Infections still remain a major cause of therapy-associated morbidity and mortality in children with acute myeloid leukemia (AML). To improve supportive care measurements, detailed information on frequency and characteristic features of infectious complications is needed. We retrospectively analyzed the medical charts of 304 children, treated in 30 hospitals according to the multi-institutional clinical trial AML-BFM 93. Overall, 855 infectious complications occurred in 304 patients (fever without identifiable source (n=523; 61.2%), clinically (n=57; 6.7%) and microbiologically documented infections (n=275; 32.1%)). Neutropenia was present in 74.1% of the infectious episodes. In all, 20 patients died of infection-associated complications (15/276 (5.4%) patients without and 5/28 (17.9%) with Down syndrome), most of them during early induction therapy (n=11). Blood stream infections occurred in 228 episodes (Gram-positive (n=202) and Gram-negative (n=42) pathogens). Invasive fungal infection was probable or proven in 15 patients. In 113 out of the 855 infectious episodes (13.3%), pneumonia was radiologically diagnosed. Better strategies of supportive care might help to improve overall survival in children undergoing chemotherapy for AML. Therefore, children with AML should be treated in specialized pediatric centers, and there should be a very low threshold to readmit patients, in particular patients with pulmonary symptoms.

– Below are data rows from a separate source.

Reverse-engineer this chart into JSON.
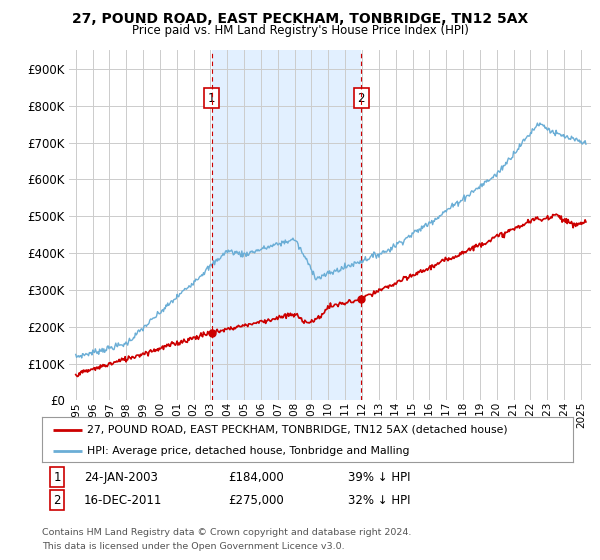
{
  "title": "27, POUND ROAD, EAST PECKHAM, TONBRIDGE, TN12 5AX",
  "subtitle": "Price paid vs. HM Land Registry's House Price Index (HPI)",
  "ylabel_ticks": [
    "£0",
    "£100K",
    "£200K",
    "£300K",
    "£400K",
    "£500K",
    "£600K",
    "£700K",
    "£800K",
    "£900K"
  ],
  "ytick_values": [
    0,
    100000,
    200000,
    300000,
    400000,
    500000,
    600000,
    700000,
    800000,
    900000
  ],
  "ylim": [
    0,
    950000
  ],
  "xlim_start": 1994.6,
  "xlim_end": 2025.6,
  "hpi_color": "#6baed6",
  "price_color": "#cc0000",
  "sale1_x": 2003.065,
  "sale1_y": 184000,
  "sale1_date": "24-JAN-2003",
  "sale1_price": "£184,000",
  "sale1_pct": "39% ↓ HPI",
  "sale2_x": 2011.96,
  "sale2_y": 275000,
  "sale2_date": "16-DEC-2011",
  "sale2_price": "£275,000",
  "sale2_pct": "32% ↓ HPI",
  "legend_line1": "27, POUND ROAD, EAST PECKHAM, TONBRIDGE, TN12 5AX (detached house)",
  "legend_line2": "HPI: Average price, detached house, Tonbridge and Malling",
  "footnote1": "Contains HM Land Registry data © Crown copyright and database right 2024.",
  "footnote2": "This data is licensed under the Open Government Licence v3.0.",
  "background_color": "#ffffff",
  "plot_bg_color": "#ffffff",
  "shade_color": "#ddeeff",
  "grid_color": "#cccccc",
  "x_ticks": [
    1995,
    1996,
    1997,
    1998,
    1999,
    2000,
    2001,
    2002,
    2003,
    2004,
    2005,
    2006,
    2007,
    2008,
    2009,
    2010,
    2011,
    2012,
    2013,
    2014,
    2015,
    2016,
    2017,
    2018,
    2019,
    2020,
    2021,
    2022,
    2023,
    2024,
    2025
  ]
}
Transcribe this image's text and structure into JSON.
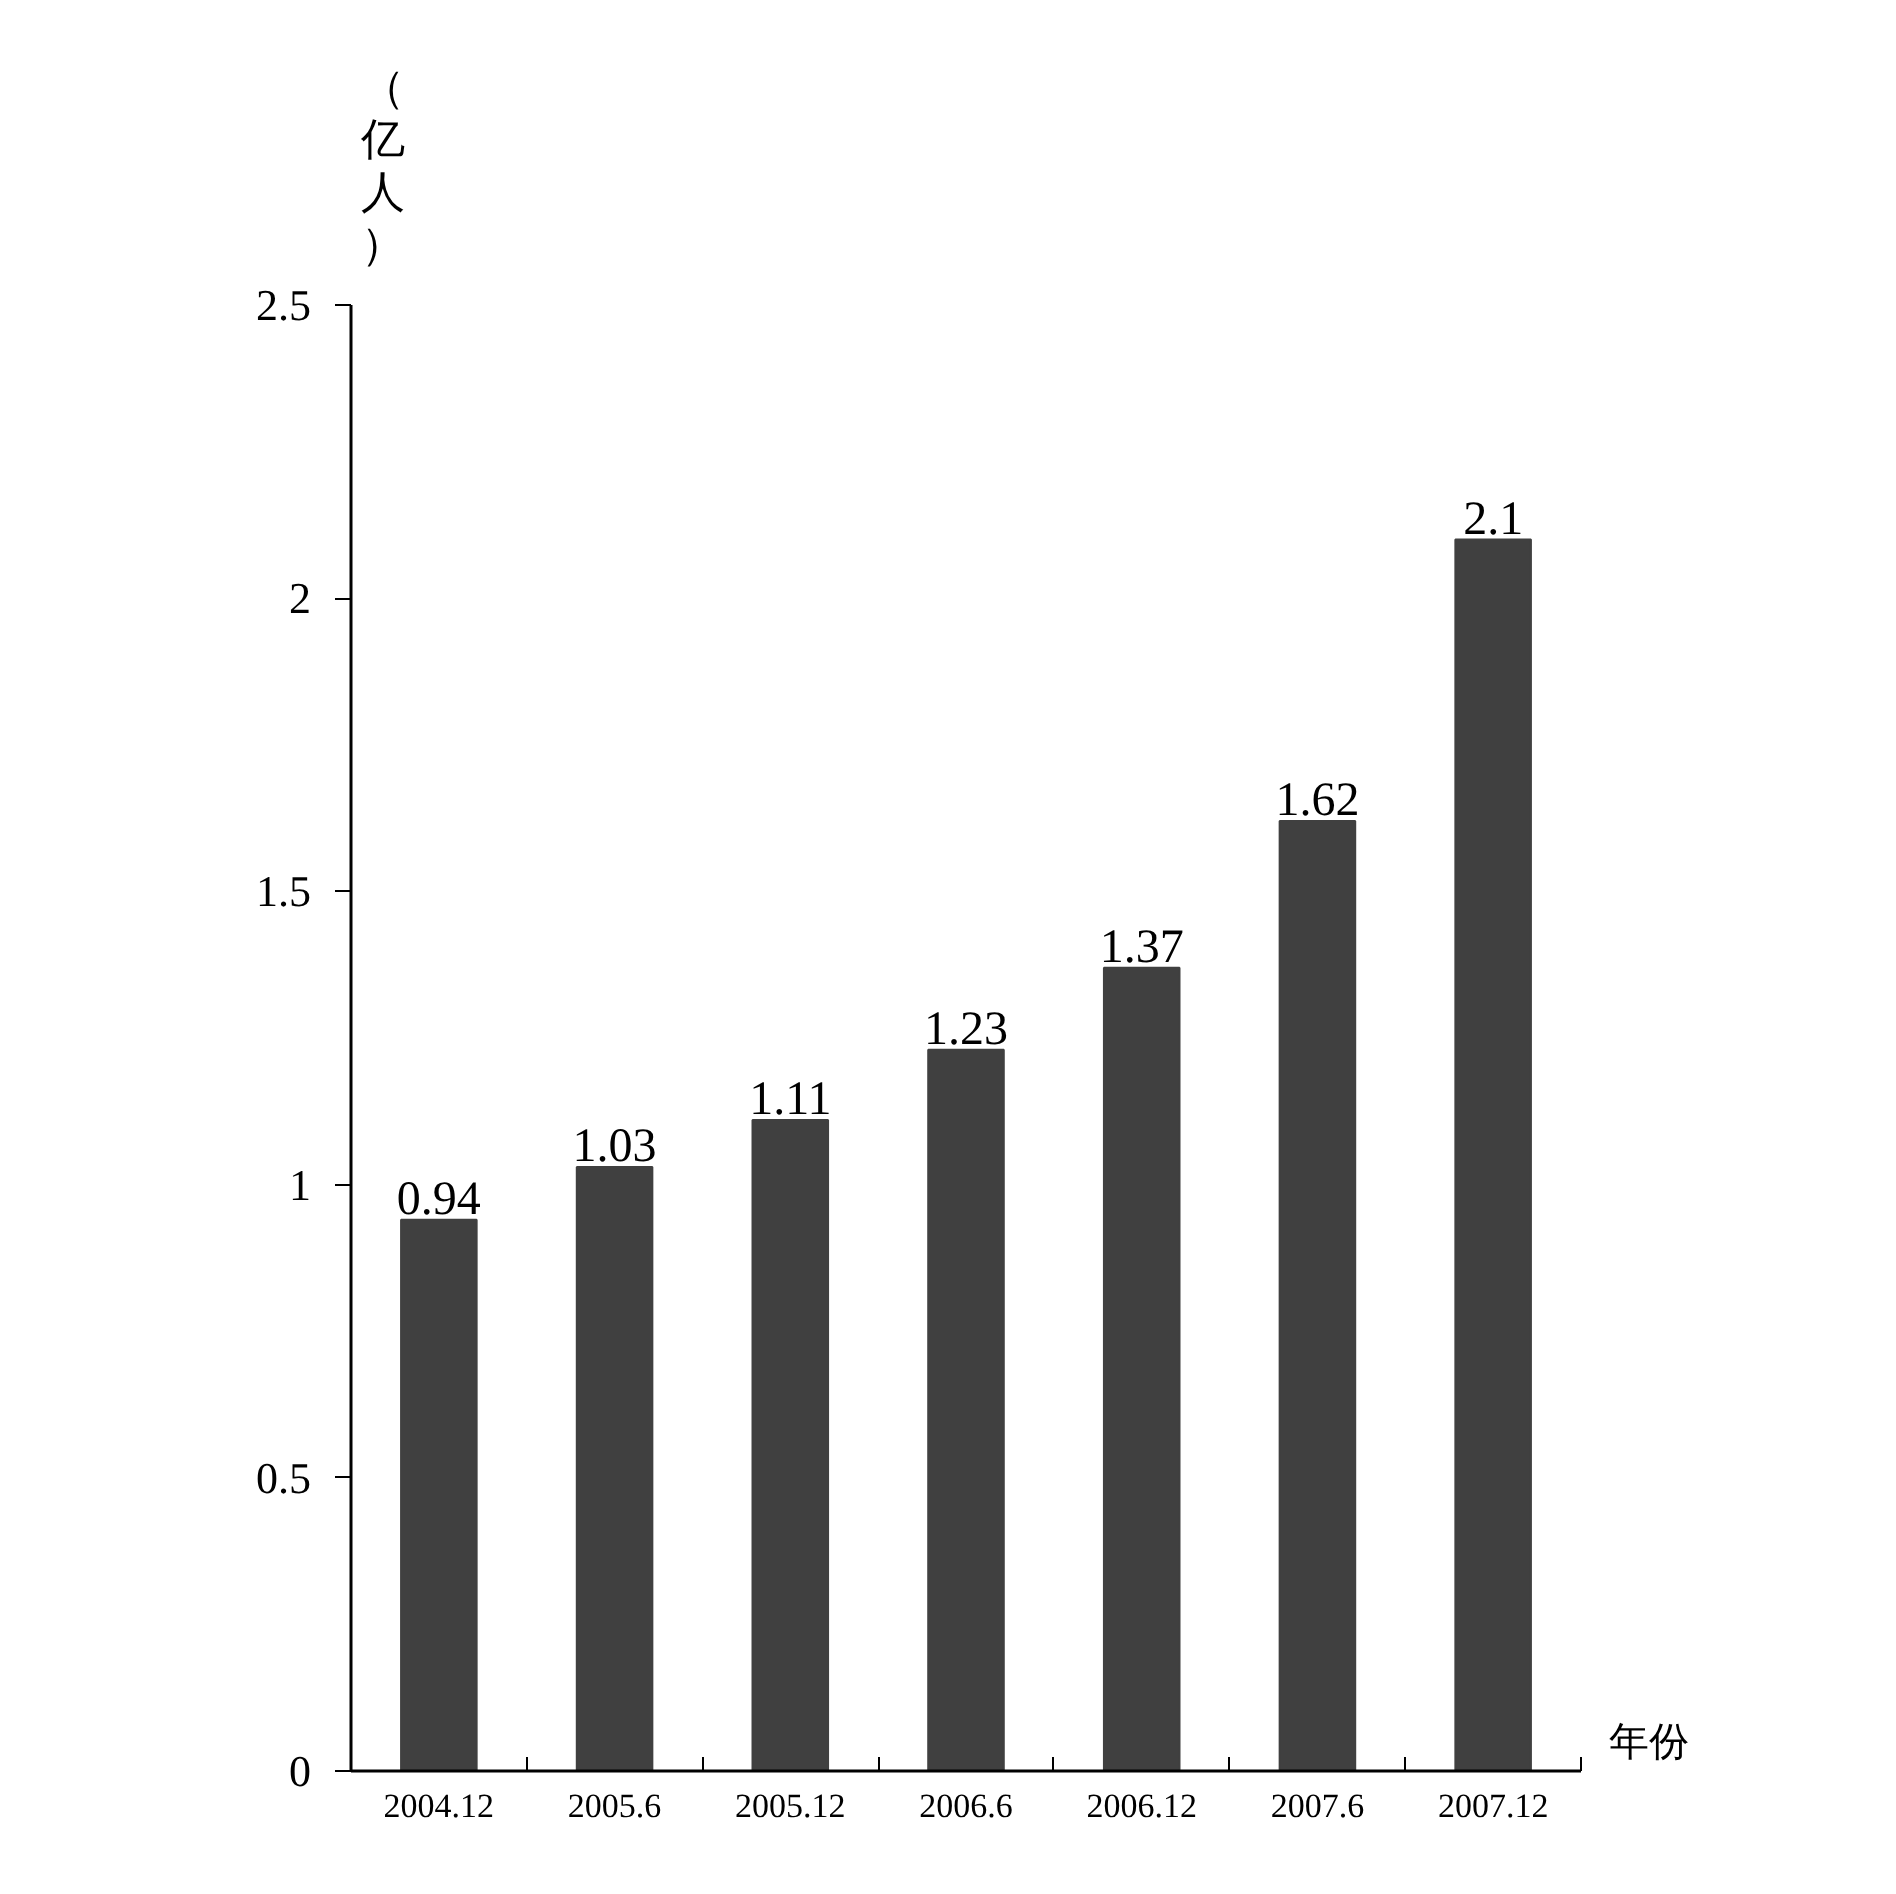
{
  "chart_data": {
    "type": "bar",
    "ylabel": "（亿人）",
    "xlabel": "年份",
    "categories": [
      "2004.12",
      "2005.6",
      "2005.12",
      "2006.6",
      "2006.12",
      "2007.6",
      "2007.12"
    ],
    "values": [
      0.94,
      1.03,
      1.11,
      1.23,
      1.37,
      1.62,
      2.1
    ],
    "color": "#404040",
    "ylim": [
      0,
      2.5
    ],
    "yticks": [
      0,
      0.5,
      1,
      1.5,
      2,
      2.5
    ],
    "data_labels": true,
    "grid": false
  }
}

感染仍然是急性髓系白血病(AML)患儿治疗相关发病和死亡的主要原因。为了改进支持性护理措施,需要有关感染并发症的频率和特征的详细信息。我们回顾性分析了304名儿童的病历,这些儿童是根据多机构临床试验AML-BFM 93在30家医院接受治疗的。总体而言,304例患者共发生855次感染并发症(不明原因发热(n = 523;61.2%)、临床确诊(n = 57;6.7%)和微生物学确诊感染(n = 275;32.1%))。74.1%的感染发作伴有中性粒细胞减少。共有20例患者死于感染相关并发症(276例非唐氏综合征患者中有15例(5.4%),28例唐氏综合征患者中有5例(17.9%)),其中大多数死于早期诱导治疗期间(n = 11)。血流感染发生228次(革兰氏阳性菌(n = 202)和革兰氏阴性菌(n = 42)病原体)。15例患者可能或确诊为侵袭性真菌感染。在855次感染发作中的113次(13.3%),经放射学诊断为肺炎。更好的支持性护理策略可能有助于提高接受AML化疗儿童的总体生存率。因此,AML患儿应在专门的儿科中心接受治疗,对于再次入院的患者,尤其是有肺部症状的患者应保持很低的门槛。